Post consistently. Use your city in your bio and posts. Share high-quality photos of your work. Engage with your followers. Link back to your website in your profile and in any content where it fits naturally.
10. Tracking Your Results — How to Know If Your SEO Is Working?
SEO is not a one-time task. It is an ongoing process. That means you need to track your progress over time and adjust your strategy based on what is working.
Here are the main tools and metrics to pay attention to:
Google Search Console
This is a free tool from Google that shows you how your website is performing in search results. You can see:
- Which keywords your site is ranking for
- How many people see your site in search results
- How many people click through to your site
- Which pages are getting the most traffic
- Any technical errors Google has found on your site
Set this up as soon as possible. It is one of the most valuable free tools available to salon owners.
Google Analytics
Google Analytics shows you what visitors do once they arrive on your website. You can see:
- How many people visit your site
- Where they come from (Google search, social media, direct, etc.)
- Which pages they visit most
- How long they spend on your site
- What percentage of visitors leave without taking any action (bounce rate)
Together, Google Search Console and Google Analytics give you a full picture of your website’s SEO performance.
Key Metrics to Watch
- Organic traffic — the number of visitors coming from Google search. This should grow over time as your SEO improves.
- Keyword rankings — track where your salon ranks for your target keywords.

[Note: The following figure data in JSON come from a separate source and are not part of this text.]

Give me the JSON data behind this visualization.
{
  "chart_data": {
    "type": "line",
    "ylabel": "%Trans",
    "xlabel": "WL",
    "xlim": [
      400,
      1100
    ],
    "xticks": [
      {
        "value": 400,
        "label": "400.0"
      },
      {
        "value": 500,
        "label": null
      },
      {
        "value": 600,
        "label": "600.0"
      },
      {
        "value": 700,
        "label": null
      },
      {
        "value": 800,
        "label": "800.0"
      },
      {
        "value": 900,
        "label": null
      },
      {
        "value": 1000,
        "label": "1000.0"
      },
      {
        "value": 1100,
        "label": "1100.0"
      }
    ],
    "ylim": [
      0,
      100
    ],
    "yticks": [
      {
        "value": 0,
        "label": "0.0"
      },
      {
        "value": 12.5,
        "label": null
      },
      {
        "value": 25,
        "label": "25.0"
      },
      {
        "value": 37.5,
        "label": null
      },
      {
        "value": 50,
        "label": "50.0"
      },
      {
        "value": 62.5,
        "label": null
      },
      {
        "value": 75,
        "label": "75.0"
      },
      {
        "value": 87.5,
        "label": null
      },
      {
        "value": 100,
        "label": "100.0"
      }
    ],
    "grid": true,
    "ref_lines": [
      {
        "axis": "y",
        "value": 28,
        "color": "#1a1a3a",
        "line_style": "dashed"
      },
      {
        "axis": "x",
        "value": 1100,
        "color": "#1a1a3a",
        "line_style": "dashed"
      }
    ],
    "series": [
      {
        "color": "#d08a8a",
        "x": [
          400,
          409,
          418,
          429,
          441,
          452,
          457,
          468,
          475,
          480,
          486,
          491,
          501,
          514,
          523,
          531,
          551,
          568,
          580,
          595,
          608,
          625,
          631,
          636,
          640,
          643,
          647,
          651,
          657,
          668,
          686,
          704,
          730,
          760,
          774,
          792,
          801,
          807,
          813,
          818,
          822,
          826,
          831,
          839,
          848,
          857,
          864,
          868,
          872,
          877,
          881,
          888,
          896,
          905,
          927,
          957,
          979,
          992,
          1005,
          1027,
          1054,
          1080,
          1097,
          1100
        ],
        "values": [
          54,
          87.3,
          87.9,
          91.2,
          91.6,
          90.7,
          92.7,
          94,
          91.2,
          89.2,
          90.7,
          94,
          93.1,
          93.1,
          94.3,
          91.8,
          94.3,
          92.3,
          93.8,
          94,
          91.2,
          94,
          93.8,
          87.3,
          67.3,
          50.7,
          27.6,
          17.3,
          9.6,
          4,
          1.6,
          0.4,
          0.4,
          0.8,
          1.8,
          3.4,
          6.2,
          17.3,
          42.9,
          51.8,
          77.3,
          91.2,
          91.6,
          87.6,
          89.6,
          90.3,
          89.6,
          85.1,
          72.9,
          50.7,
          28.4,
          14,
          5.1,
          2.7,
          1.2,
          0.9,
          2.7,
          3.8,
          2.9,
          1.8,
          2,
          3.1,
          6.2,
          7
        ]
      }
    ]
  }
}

Gradually moving from page 3 to page 1 is a clear sign your SEO is working.
- Google Business Profile views — how many people are seeing your profile in Google Maps searches.
- Phone calls and direction requests — how many people are calling your salon or asking for directions directly from Google.
- Bounce rate — if a lot of people leave your site quickly, it might mean your content or user experience needs improvement.
SEO takes time. Most hair salons start to see meaningful results within 3 to 6 months of consistent effort. Do not get discouraged if results are slow at first — they will come.
Conclusion: Start Your Hair Salon’s SEO Journey Today
SEO might seem complicated at first. But once you break it down step by step, it is very manageable — and the results it produces for your salon are absolutely worth the effort.
Let’s quickly recap what we covered:
- Keyword research — find the words your clients search for and use them on your website
- Technical SEO — make sure your website is fast, mobile-friendly, and technically clean
- On-page SEO — optimize your titles, headings, content, and images for the right keywords
- Local SEO — set up your Google Business Profile, build local citations, and collect reviews
- Content strategy — publish helpful blog posts and keep your content fresh
- Link building — earn backlinks from local websites, bloggers, and media
- Online booking — make it easy for visitors to book directly from your website
- Social media — use it to drive traffic and build brand recognition
- Track your results — use Google Search Console and Google Analytics to monitor your progress
You do not need to do everything at once. Start with the basics: claim your Google Business Profile, do your keyword research, and optimize your home page and service pages. Build from there.
SEO is not a one-time task — it is an ongoing process. But every step you take today is building a stronger online presence for your salon that will keep bringing in new clients for months and years to come.
The sooner you start, the sooner your salon starts showing up where your future clients are already searching.
Good luck — and enjoy watching your salon grow.